What would you want the world to know about you?
Not even about me, if anyone were to remember me, I want them to remember me by how much I’ve contributed to their healing. I don’t want to be there healing because when you are attached to healing someone, what happens when that someone is gone. I want people to say to me, ‘I’ve gotten through this because you helped me through it’. If anyone were to remember for anything else, would be that, my work-poetry. I want people to say ‘I don’t necessarily have to go to church every day because I get that from you’ and people say that that ‘I find so much healing from your work’ and I’m happy. And when people say that, I’m like, I am also learning about myself, I’m also learning to see myself the way other people see me. I preach that people need to see themselves the way they would want to be seen and people have been helping me see myself better. I want people to remember me by having helped them break through from themselves and their own demons.
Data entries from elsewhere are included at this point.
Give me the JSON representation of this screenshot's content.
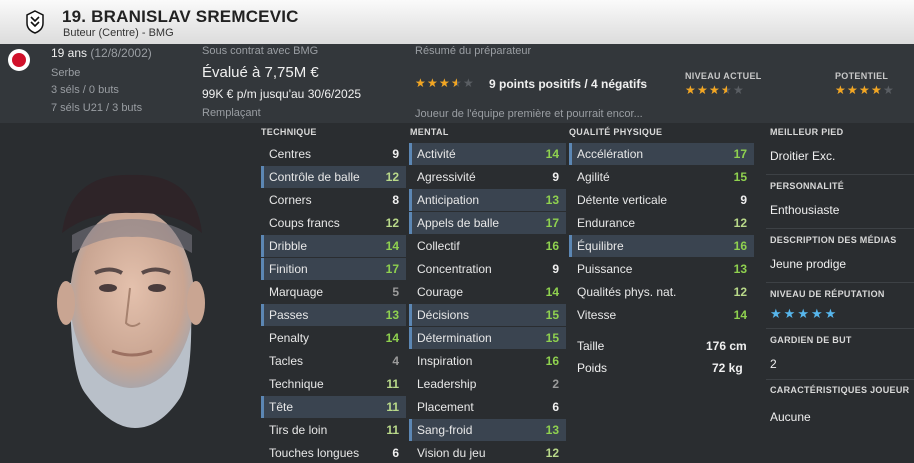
{
  "header": {
    "name": "19. BRANISLAV SREMCEVIC",
    "position_club": "Buteur (Centre) - BMG"
  },
  "info": {
    "age": "19 ans",
    "dob": "(12/8/2002)",
    "nationality": "Serbe",
    "caps": "3 séls / 0 buts",
    "u21_caps": "7 séls U21 / 3 buts",
    "contract_label": "Sous contrat avec BMG",
    "value": "Évalué à 7,75M €",
    "wage": "99K € p/m jusqu'au 30/6/2025",
    "status": "Remplaçant",
    "report_label": "Résumé du préparateur",
    "report_summary": "9 points positifs / 4 négatifs",
    "report_rating": 3.5,
    "report_text": "Joueur de l'équipe première et pourrait encor...",
    "current_ability_label": "NIVEAU ACTUEL",
    "current_ability": 3.5,
    "potential_label": "POTENTIEL",
    "potential": 4.0
  },
  "technique": {
    "title": "TECHNIQUE",
    "attrs": [
      {
        "name": "Centres",
        "value": "9",
        "hl": false,
        "color": "white"
      },
      {
        "name": "Contrôle de balle",
        "value": "12",
        "hl": true,
        "color": "lgreen"
      },
      {
        "name": "Corners",
        "value": "8",
        "hl": false,
        "color": "white"
      },
      {
        "name": "Coups francs",
        "value": "12",
        "hl": false,
        "color": "lgreen"
      },
      {
        "name": "Dribble",
        "value": "14",
        "hl": true,
        "color": "green"
      },
      {
        "name": "Finition",
        "value": "17",
        "hl": true,
        "color": "green"
      },
      {
        "name": "Marquage",
        "value": "5",
        "hl": false,
        "color": "grey"
      },
      {
        "name": "Passes",
        "value": "13",
        "hl": true,
        "color": "green"
      },
      {
        "name": "Penalty",
        "value": "14",
        "hl": false,
        "color": "green"
      },
      {
        "name": "Tacles",
        "value": "4",
        "hl": false,
        "color": "grey"
      },
      {
        "name": "Technique",
        "value": "11",
        "hl": false,
        "color": "lgreen"
      },
      {
        "name": "Tête",
        "value": "11",
        "hl": true,
        "color": "lgreen"
      },
      {
        "name": "Tirs de loin",
        "value": "11",
        "hl": false,
        "color": "lgreen"
      },
      {
        "name": "Touches longues",
        "value": "6",
        "hl": false,
        "color": "white"
      }
    ]
  },
  "mental": {
    "title": "MENTAL",
    "attrs": [
      {
        "name": "Activité",
        "value": "14",
        "hl": true,
        "color": "green"
      },
      {
        "name": "Agressivité",
        "value": "9",
        "hl": false,
        "color": "white"
      },
      {
        "name": "Anticipation",
        "value": "13",
        "hl": true,
        "color": "green"
      },
      {
        "name": "Appels de balle",
        "value": "17",
        "hl": true,
        "color": "green"
      },
      {
        "name": "Collectif",
        "value": "16",
        "hl": false,
        "color": "green"
      },
      {
        "name": "Concentration",
        "value": "9",
        "hl": false,
        "color": "white"
      },
      {
        "name": "Courage",
        "value": "14",
        "hl": false,
        "color": "green"
      },
      {
        "name": "Décisions",
        "value": "15",
        "hl": true,
        "color": "green"
      },
      {
        "name": "Détermination",
        "value": "15",
        "hl": true,
        "color": "green"
      },
      {
        "name": "Inspiration",
        "value": "16",
        "hl": false,
        "color": "green"
      },
      {
        "name": "Leadership",
        "value": "2",
        "hl": false,
        "color": "grey"
      },
      {
        "name": "Placement",
        "value": "6",
        "hl": false,
        "color": "white"
      },
      {
        "name": "Sang-froid",
        "value": "13",
        "hl": true,
        "color": "green"
      },
      {
        "name": "Vision du jeu",
        "value": "12",
        "hl": false,
        "color": "lgreen"
      }
    ]
  },
  "physical": {
    "title": "QUALITÉ PHYSIQUE",
    "attrs": [
      {
        "name": "Accélération",
        "value": "17",
        "hl": true,
        "color": "green"
      },
      {
        "name": "Agilité",
        "value": "15",
        "hl": false,
        "color": "green"
      },
      {
        "name": "Détente verticale",
        "value": "9",
        "hl": false,
        "color": "white"
      },
      {
        "name": "Endurance",
        "value": "12",
        "hl": false,
        "color": "lgreen"
      },
      {
        "name": "Équilibre",
        "value": "16",
        "hl": true,
        "color": "green"
      },
      {
        "name": "Puissance",
        "value": "13",
        "hl": false,
        "color": "green"
      },
      {
        "name": "Qualités phys. nat.",
        "value": "12",
        "hl": false,
        "color": "lgreen"
      },
      {
        "name": "Vitesse",
        "value": "14",
        "hl": false,
        "color": "green"
      }
    ],
    "height_label": "Taille",
    "height": "176 cm",
    "weight_label": "Poids",
    "weight": "72 kg"
  },
  "side": {
    "foot_label": "MEILLEUR PIED",
    "foot": "Droitier Exc.",
    "personality_label": "PERSONNALITÉ",
    "personality": "Enthousiaste",
    "media_label": "DESCRIPTION DES MÉDIAS",
    "media": "Jeune prodige",
    "reputation_label": "NIVEAU DE RÉPUTATION",
    "reputation": 5,
    "gk_label": "GARDIEN DE BUT",
    "gk": "2",
    "traits_label": "CARACTÉRISTIQUES JOUEUR",
    "traits": "Aucune"
  },
  "colors": {
    "green": "#8fd14f",
    "lgreen": "#b9d98a",
    "white": "#f0f0f0",
    "grey": "#9b9b9b",
    "highlight": "#3a4450",
    "star": "#f3a622",
    "rep_star": "#57b6ec"
  }
}
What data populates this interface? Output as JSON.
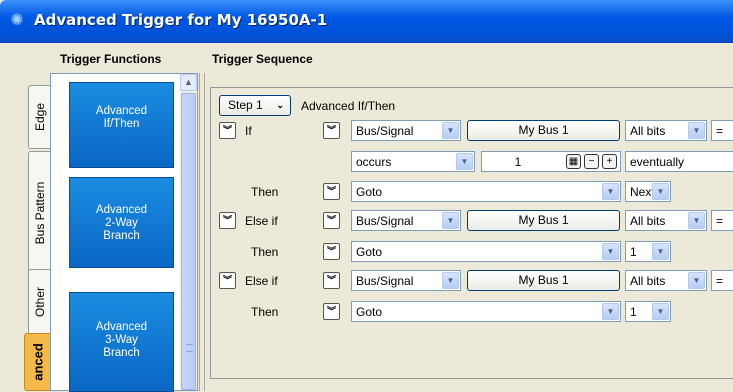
{
  "window": {
    "title": "Advanced Trigger for My 16950A-1",
    "icon": "sparkle-icon"
  },
  "columns": {
    "functions": "Trigger Functions",
    "sequence": "Trigger Sequence"
  },
  "tabs": [
    {
      "label": "Edge",
      "active": false
    },
    {
      "label": "Bus Pattern",
      "active": false
    },
    {
      "label": "Other",
      "active": false
    },
    {
      "label": "anced",
      "active": true
    }
  ],
  "functions": [
    {
      "lines": [
        "Advanced",
        "If/Then"
      ]
    },
    {
      "lines": [
        "Advanced",
        "2-Way",
        "Branch"
      ]
    },
    {
      "lines": [
        "Advanced",
        "3-Way",
        "Branch"
      ]
    }
  ],
  "sequence": {
    "step": {
      "label": "Step 1",
      "title": "Advanced If/Then"
    },
    "rows": [
      {
        "kind": "cond",
        "label": "If",
        "source": "Bus/Signal",
        "bus": "My Bus 1",
        "bits": "All bits",
        "op": "="
      },
      {
        "kind": "occurs",
        "mode": "occurs",
        "count": "1",
        "when": "eventually"
      },
      {
        "kind": "then",
        "label": "Then",
        "action": "Goto",
        "target": "Next"
      },
      {
        "kind": "cond",
        "label": "Else if",
        "source": "Bus/Signal",
        "bus": "My Bus 1",
        "bits": "All bits",
        "op": "="
      },
      {
        "kind": "then",
        "label": "Then",
        "action": "Goto",
        "target": "1"
      },
      {
        "kind": "cond",
        "label": "Else if",
        "source": "Bus/Signal",
        "bus": "My Bus 1",
        "bits": "All bits",
        "op": "="
      },
      {
        "kind": "then",
        "label": "Then",
        "action": "Goto",
        "target": "1"
      }
    ]
  },
  "icons": {
    "expand": "double-chevron-down-icon",
    "calc": "calculator-icon",
    "minus": "minus-icon",
    "plus": "plus-icon"
  },
  "colors": {
    "titlebar": "#0058e6",
    "function_button": "#0a67c4",
    "active_tab": "#f5b94a"
  }
}
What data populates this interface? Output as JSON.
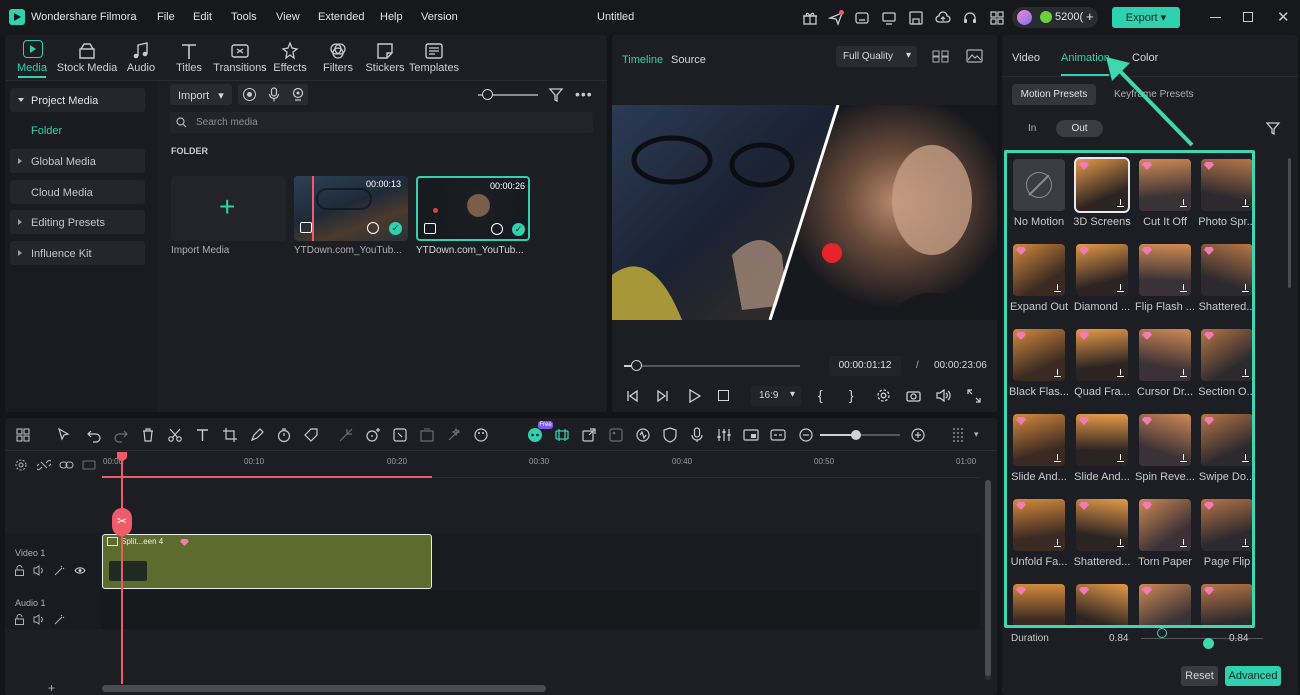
{
  "app": {
    "name": "Wondershare Filmora",
    "project_title": "Untitled",
    "credits": "5200(",
    "export_label": "Export"
  },
  "menu": [
    "File",
    "Edit",
    "Tools",
    "View",
    "Extended",
    "Help",
    "Version"
  ],
  "media_tabs": [
    {
      "label": "Media",
      "icon": "media-icon"
    },
    {
      "label": "Stock Media",
      "icon": "stock-media-icon"
    },
    {
      "label": "Audio",
      "icon": "audio-icon"
    },
    {
      "label": "Titles",
      "icon": "titles-icon"
    },
    {
      "label": "Transitions",
      "icon": "transitions-icon"
    },
    {
      "label": "Effects",
      "icon": "effects-icon"
    },
    {
      "label": "Filters",
      "icon": "filters-icon"
    },
    {
      "label": "Stickers",
      "icon": "stickers-icon"
    },
    {
      "label": "Templates",
      "icon": "templates-icon"
    }
  ],
  "sidebar": {
    "project_media": "Project Media",
    "folder": "Folder",
    "global_media": "Global Media",
    "cloud_media": "Cloud Media",
    "editing_presets": "Editing Presets",
    "influence_kit": "Influence Kit"
  },
  "media_toolbar": {
    "import_label": "Import",
    "search_placeholder": "Search media",
    "folder_heading": "FOLDER"
  },
  "media_items": [
    {
      "label": "Import Media"
    },
    {
      "label": "YTDown.com_YouTub...",
      "duration": "00:00:13"
    },
    {
      "label": "YTDown.com_YouTub...",
      "duration": "00:00:26"
    }
  ],
  "player": {
    "tab_timeline": "Timeline",
    "tab_source": "Source",
    "quality": "Full Quality",
    "current_time": "00:00:01:12",
    "separator": "/",
    "total_time": "00:00:23:06",
    "aspect": "16:9",
    "progress": 0.07
  },
  "right_panel": {
    "tabs": [
      "Video",
      "Animation",
      "Color"
    ],
    "subtabs": [
      "Motion Presets",
      "Keyframe Presets"
    ],
    "inout": [
      "In",
      "Out"
    ],
    "duration_label": "Duration",
    "duration_value_left": "0.84",
    "duration_value_right": "0.84",
    "reset_label": "Reset",
    "advanced_label": "Advanced"
  },
  "presets": [
    "No Motion",
    "3D Screens",
    "Cut It Off",
    "Photo Spr...",
    "Expand Out",
    "Diamond ...",
    "Flip Flash ...",
    "Shattered...",
    "Black Flas...",
    "Quad Fra...",
    "Cursor Dr...",
    "Section O...",
    "Slide And...",
    "Slide And...",
    "Spin Reve...",
    "Swipe Do...",
    "Unfold Fa...",
    "Shattered...",
    "Torn Paper",
    "Page Flip",
    "",
    "",
    "",
    ""
  ],
  "timeline": {
    "ruler": [
      "00:00",
      "00:10",
      "00:20",
      "00:30",
      "00:40",
      "00:50",
      "01:00"
    ],
    "video_track": "Video 1",
    "audio_track": "Audio 1",
    "clip_label": "Split...een 4",
    "free_badge": "Free"
  },
  "colors": {
    "accent": "#2fd1ae",
    "playhead": "#f05b6a",
    "clip": "#5e6b2f",
    "highlight_box": "#3fd6b2"
  }
}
Is there a measure of success for a poet? What is the measure?
Speaking your truth. My work. With Cinnamon, when we planned Cinnamon Bontle said ‘I want you to tell Cinnamon the way you see Cinnamon, and if you go to the media houses they will try and change it’. I want my work to be my work, even if you don’t like it; it’s fully Siza, I do not compromise. I don’t want people to tell a story that is not mine, if at the end of the day my following has increased because I’ve been authentic to myself, then I’ve done well and if at the end of each poem people are saying ‘thank you for getting me through this’ for me that is success. Maybe that poem was for me but someone else got it in another way, maybe I may not have been healed from my own things but someone else may have gotten healed from it. That’s what success is for me.

From all of your poems, do you have any three from the top of your head that you cannot forget?
I was going through something about a month ago (January) I was a bit down on Facebook, and some said to me ‘we see you’re going through this, here is your work’ and it said: YOU’VE GONE TOO FAR TO CRUMBLE TO NOTHINGNESS NOW and I fell apart because I’d never seen my work as that and that’s literally one of my favorite poems right now. THERES A KIND OF HAPPY ONLY YOU CAN GIVE YOURSELF.

Advice for young aspiring poets
Number one, you must write for yourself. If you don’t understand your poetry, if you don’t understand how you speak no one is going to understand. Also, write in simple English, don’t try complicate things and speak to your truth. Write because it’s the only way you know how to speak. If you are a new writer, start with two lines, and after two days add another two lines, and also it’s a story have it make sense to you. People don’t understand poetry and it is easy to get demotivated because people don’t understand what you are trying to say but if you understand what you are saying that’s fine. Try to be a simple in your writing as possible and authentic as possible. Also, don’t swear in your writing.

Have you gone on any writing and personal pilgrimage?
I went to Mozambique in December and it actually improved my writing it’s so strange what solitary does for you. It was a solo trip, I was away for almost 20 days and my writing has improved from just that trip but I also go to a lot of poetry sessions. Traveling is what helps my writing, traveling with friends, and hiking, running even driving from work I can stop on the side of the road and write. There is no specific place that inspires me, I am inspired all the time.

What would you tell your younger writing self?
YOU DID IT! I’d honestly never thought I’d be here but it’s grown and I have been so patient with myself. My work is doing what I have always wanted my work to do for other people and it is doing it for me.

Are you working on releasing a second book?
Yes, in December. It’s a 2019 book but it has to be done this year.